A second point is that Mr. Buchanan and Mr. Dorf have criticized those who disagree with them with (1) failing to state exactly why their position that having the President unilaterally issue debt in excess of the debt ceiling is the least worst alternative and (2) failing to offer a credible alternative that does the least amount of damage to law and legality. They are correct in this position, the arguments raised by Mr. Posner and others seem ridiculous compared to the rationale offered by Mr. Dorf and Mr. Buchanan.

But Mr. Buchanan and Mr. Dorf themselves have failed to respond to the political argument, that by unilaterally issuing debt in excess of the debt ceiling (or by resorting to some other gimmick such as the one described in this Post) the President does so much political damage to himself that his strategy is self defeating. If Mr. Obama ignores the debt ceiling he does two things. One is that he defuses the crisis but two is that he then shifts the entire argument about whether or not he has acted in violation of his Constitutional duties and is subject to Impeachment. The public, as has been stated before, hates these lawyerly gimmicks and complex legal arguments. Do you really think the public will pay attention to, try to understand or even comprehend complex Constitutional arguments like the ones that have been presented on this Forum and in the Verdict columns?

Can anyone explain how following the Buchanan/Dorf strategy would not be a catastrophic political loss for the President. By stating that he is willing to default Mr. Obama has put so much pressure on Republicans that as of this point in time they are willing to pass a short term debt limit extension. Had he stated he would ignore the debt ceiling the Republicans would be off the hook and the likely outcome would be a Bill of Impeachment against him. How is that better?

If Republicans refuse to raise the debt ceiling, default is a terrible option. It is destructive, maybe catastrophic.
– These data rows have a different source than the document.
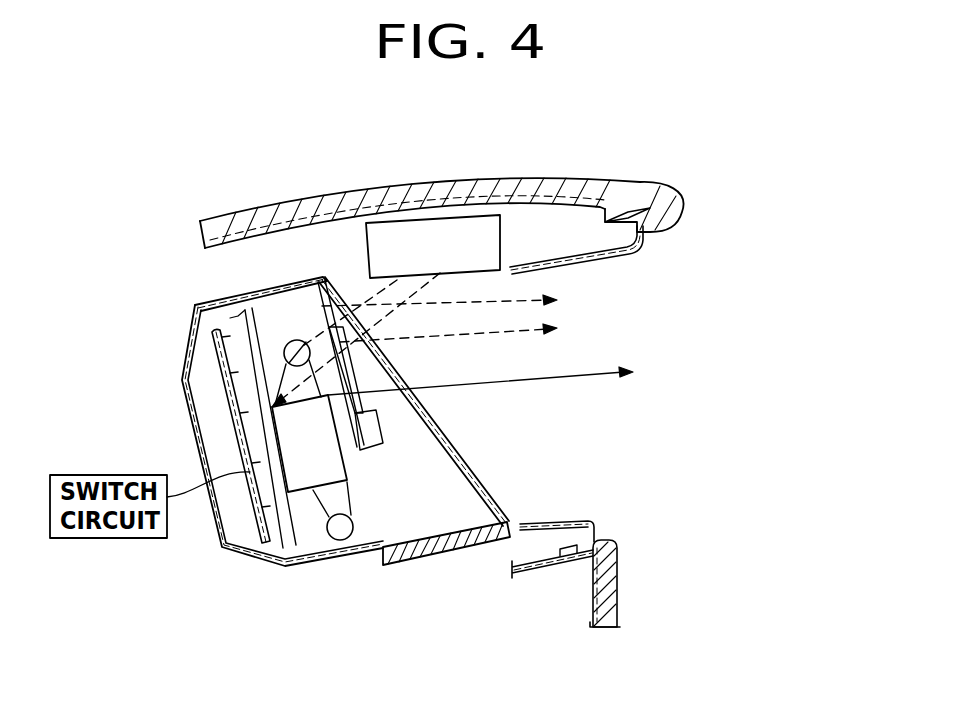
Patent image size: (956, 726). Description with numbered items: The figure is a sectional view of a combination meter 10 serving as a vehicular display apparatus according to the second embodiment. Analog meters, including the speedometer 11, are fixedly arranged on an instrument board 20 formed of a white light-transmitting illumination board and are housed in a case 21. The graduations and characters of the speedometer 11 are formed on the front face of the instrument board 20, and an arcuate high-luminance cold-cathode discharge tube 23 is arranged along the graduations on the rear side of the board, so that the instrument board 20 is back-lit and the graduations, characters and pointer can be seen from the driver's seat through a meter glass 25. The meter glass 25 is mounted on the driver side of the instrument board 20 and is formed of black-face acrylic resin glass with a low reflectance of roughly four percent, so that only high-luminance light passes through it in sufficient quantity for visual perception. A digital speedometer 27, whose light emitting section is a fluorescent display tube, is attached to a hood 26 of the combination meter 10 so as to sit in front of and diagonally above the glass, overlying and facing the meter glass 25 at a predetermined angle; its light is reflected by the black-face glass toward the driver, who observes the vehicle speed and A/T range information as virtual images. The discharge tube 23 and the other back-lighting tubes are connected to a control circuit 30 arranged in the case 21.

The combination meter 10 is at (713, 279).
The speedometer 11 is at (303, 480).
The instrument board 20 is at (380, 500).
The case 21 is at (270, 292).
The cold-cathode discharge tube 23 is at (342, 532).
The meter glass 25 is at (472, 473).
The hood 26 is at (647, 205).
The digital speedometer 27 is at (478, 235).
The control circuit 30 is at (238, 432).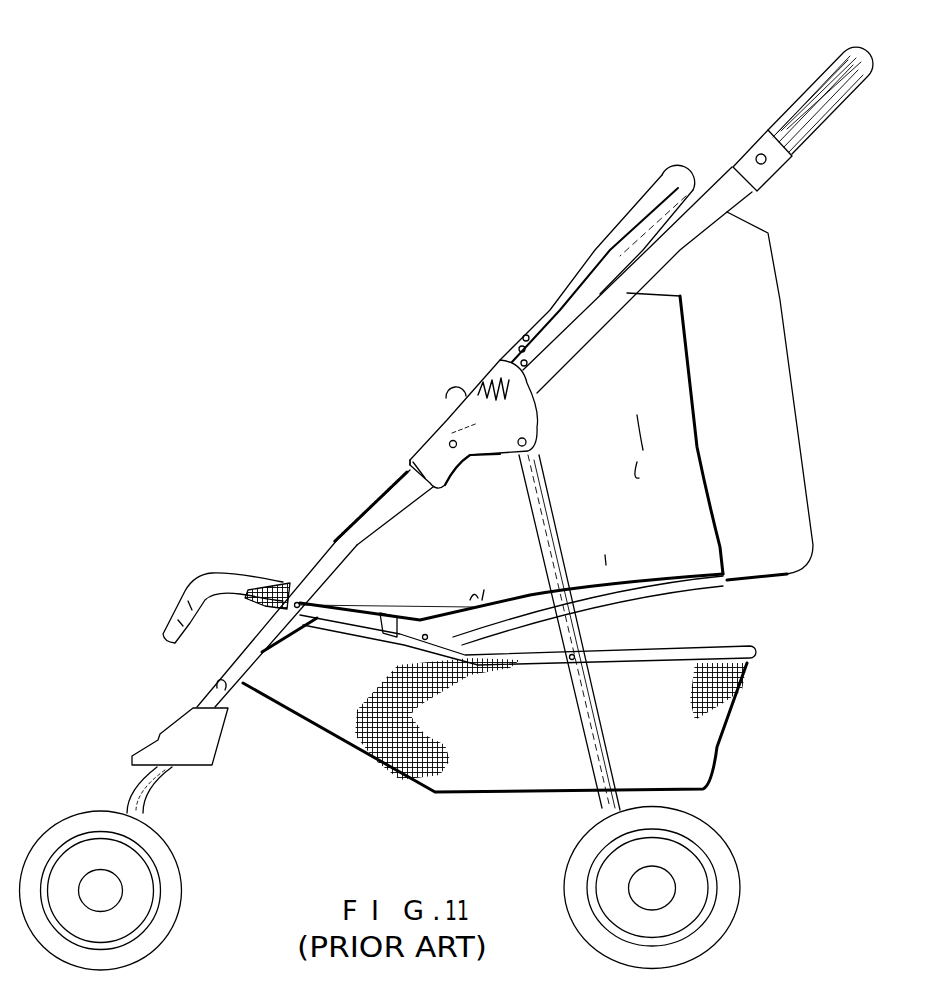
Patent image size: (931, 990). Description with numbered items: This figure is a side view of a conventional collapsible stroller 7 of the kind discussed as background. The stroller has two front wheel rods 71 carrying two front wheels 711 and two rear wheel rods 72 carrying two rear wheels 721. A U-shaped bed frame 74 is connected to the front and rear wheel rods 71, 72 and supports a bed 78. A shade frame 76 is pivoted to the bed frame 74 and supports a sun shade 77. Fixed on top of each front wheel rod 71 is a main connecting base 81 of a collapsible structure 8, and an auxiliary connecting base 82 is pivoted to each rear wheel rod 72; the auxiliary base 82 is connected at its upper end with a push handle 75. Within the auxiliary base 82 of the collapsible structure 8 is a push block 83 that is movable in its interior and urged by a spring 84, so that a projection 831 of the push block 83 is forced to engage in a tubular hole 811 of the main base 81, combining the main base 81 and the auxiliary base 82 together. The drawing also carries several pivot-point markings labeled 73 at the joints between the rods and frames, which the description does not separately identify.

The stroller frame 7 is at (795, 229).
The front wheel rods 71 is at (323, 565).
The front wheels 711 is at (182, 905).
The rear wheel rods 72 is at (595, 753).
The rear wheels 721 is at (745, 887).
The pivot 73 is at (537, 437).
The U-shaped bed frame 74 is at (720, 655).
The push handle 75 is at (800, 97).
The shade frame 76 is at (697, 570).
The sun shade 77 is at (797, 423).
The bed 78 is at (720, 750).
The collapsible structure 8 is at (480, 233).
The main connecting base 81 is at (412, 460).
The tubular hole 811 is at (452, 460).
The auxiliary connecting base 82 is at (503, 357).
The push block 83 is at (450, 407).
The projection 831 is at (470, 460).
The spring 84 is at (493, 393).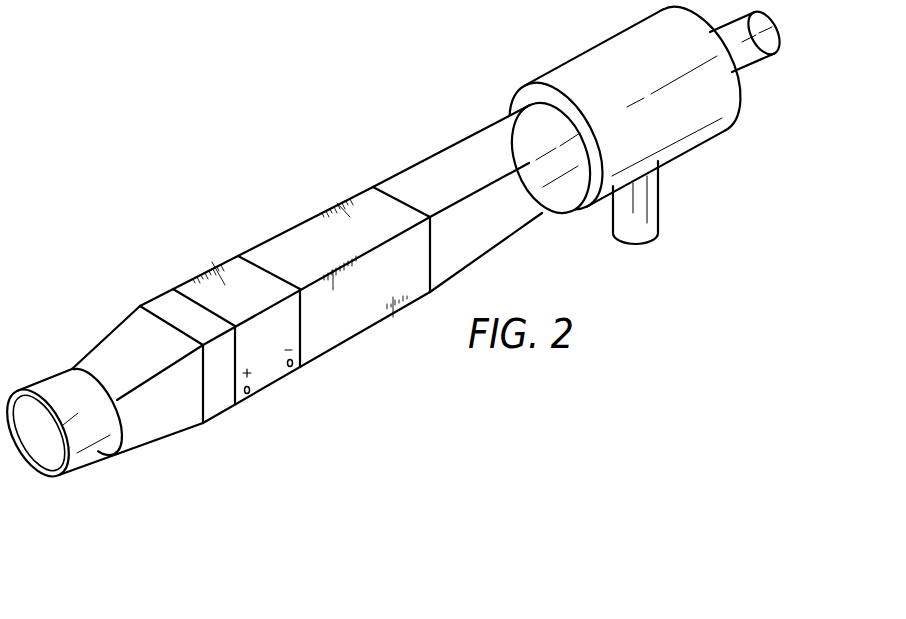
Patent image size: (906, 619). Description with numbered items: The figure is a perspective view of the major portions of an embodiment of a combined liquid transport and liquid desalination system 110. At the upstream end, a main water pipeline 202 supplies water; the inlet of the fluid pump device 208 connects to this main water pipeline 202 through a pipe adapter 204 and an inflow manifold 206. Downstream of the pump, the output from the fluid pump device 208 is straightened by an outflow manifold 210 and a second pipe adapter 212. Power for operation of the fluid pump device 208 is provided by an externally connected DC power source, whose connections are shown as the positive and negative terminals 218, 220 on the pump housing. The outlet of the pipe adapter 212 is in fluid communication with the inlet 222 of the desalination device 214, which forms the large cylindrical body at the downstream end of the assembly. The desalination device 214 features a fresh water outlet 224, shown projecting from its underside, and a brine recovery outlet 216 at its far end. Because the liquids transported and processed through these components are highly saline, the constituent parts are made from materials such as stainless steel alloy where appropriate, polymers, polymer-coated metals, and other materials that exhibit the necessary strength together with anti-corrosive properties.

The combined liquid transport and liquid desalination system 110 is at (261, 121).
The main water pipeline 202 is at (87, 453).
The pipe adapter 204 is at (113, 338).
The inflow manifold 206 is at (160, 298).
The fluid pump device 208 is at (212, 262).
The outflow manifold 210 is at (368, 318).
The pipe adapter 212 is at (465, 247).
The desalination device 214 is at (685, 142).
The brine recovery outlet 216 is at (753, 58).
The DC power source 218 is at (254, 403).
The DC power source 220 is at (297, 375).
The inlet 222 is at (515, 127).
The fresh water outlet 224 is at (637, 234).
But given the political climate it is the least worst alternative.

Michael C. Dorf said...

TDPE's comment is similar to an objection he has made before, and reminiscent of one that Neil blogged about here:
http://www.dorfonlaw.org/2013/09/syria-debt-ceiling-and-presidents-power.html
The short answer is that truly disastrous politics would be enough to change our analysis of which approach is most unconstitutional, but that there is enough uncertainty about how matters would play out that we don't think our proposal counts as truly disastrous, at least not ex ante.

Having said that, I will add that our position about what the President should do if he actually finds himself in a trilemma need not dictate what he should say to avoid one. As a matter of negotiations strategy, President Obama probably made the right call by saying default would be inevitable if the debt ceiling were not raised--but of course he only got there after having arguably encouraged hostage-taking this time around by negotiating with the hostage takers in 2011.